Consensus Report

A Review of the Citrus Greening Research and Development Efforts Supported by the Citrus Research and Development Foundation: Fighting a Ravaging Disease (2018)

Each report is produced by a committee of experts selected by the Academy to address a particular statement of task and is subject to a rigorous, independent peer review; while the reports represent views of the committee, they also are endorsed by the Academy. Learn more on our expert consensus reports.





Citrus greening disease poses a serious danger to the U.S. citrus industry. Associated with a bacteria that is spread by the Asian citrus psyllid, the infection results in blotchy mottling of leaves, stunting of shoots, gradual death of branches, and small, deformed fruits with bitter juice. Citrus greening disease cost Florida a cumulative loss of $2.9 billion in grower revenues from 2007 to 2014.

The Citrus Research and Development Foundation (CRDF) is a $124 million state citrus-industry initiative that has invested nearly 90 percent of its funds in research to combat citrus greening.

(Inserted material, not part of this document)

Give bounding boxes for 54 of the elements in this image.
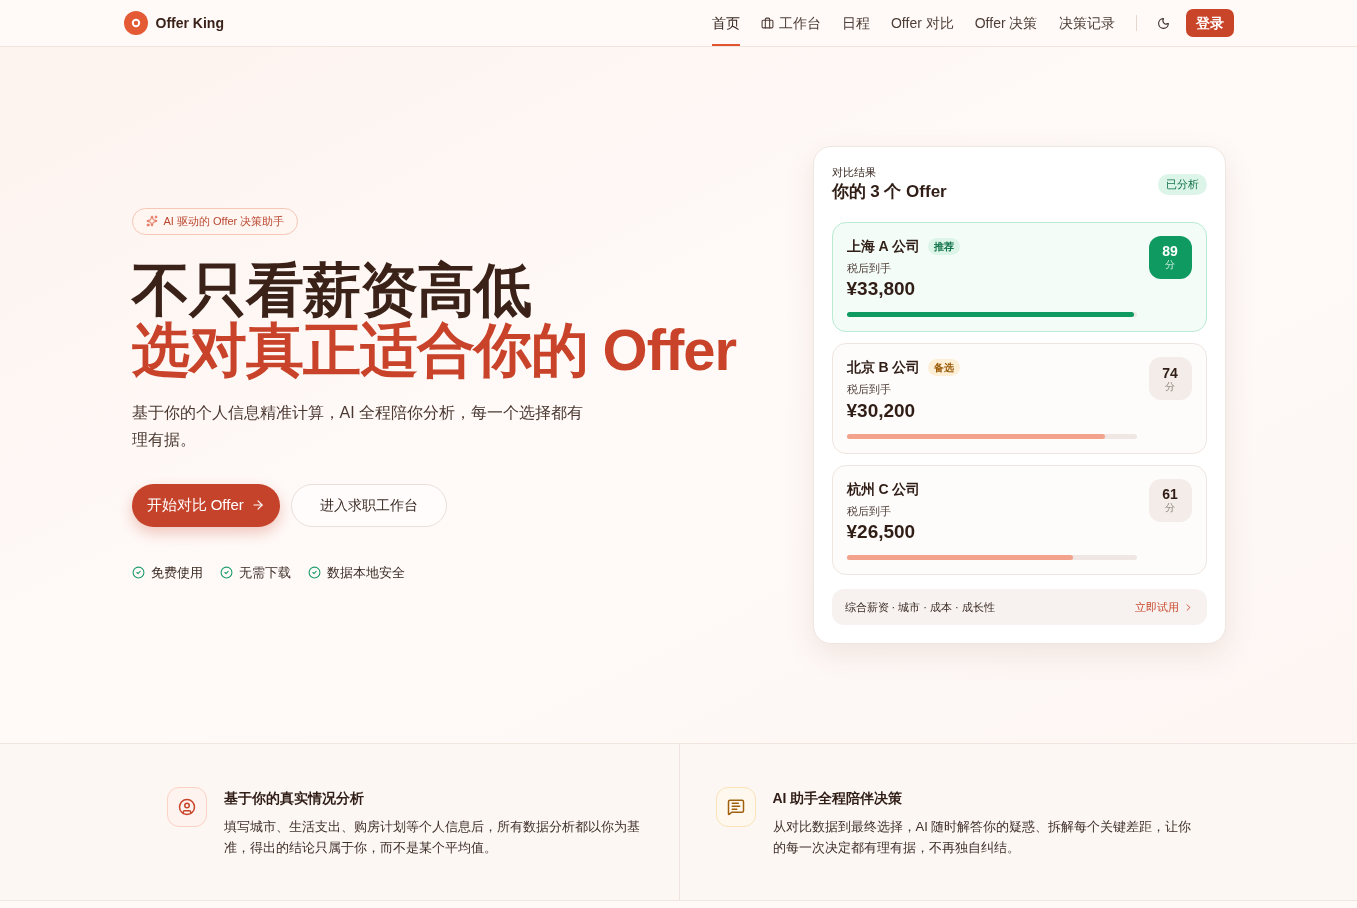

Conducted at CRDF's request, this study reviews the foundation's research portfolio. The review finds that, although the foundation was responsive to recommendations from a previous National Academies study, citrus greening has progressed from an acute to a chronic disease throughout Florida. Significant barriers to fighting the disease persist, including the inability to culture the bacteria in the laboratory, the lack of advanced diagnostics for early disease detection, and the absence of standardized research methodology that would improve the comparability of results across studies.

The study concludes that a single breakthrough discovery for managing citrus greening in Florida is unlikely. The report calls for a systems approach to citrus greening research prioritization and the strategic distribution of resources for research leading to effective disease management. Growers in the state will need short-term solutions for the industry to remain viable. In the long run, citrus greening solutions would likely utilize new technology, such as gene modification and gene editing, focusing on targets that mediate molecular interactions among plant, bacteria, and the vector.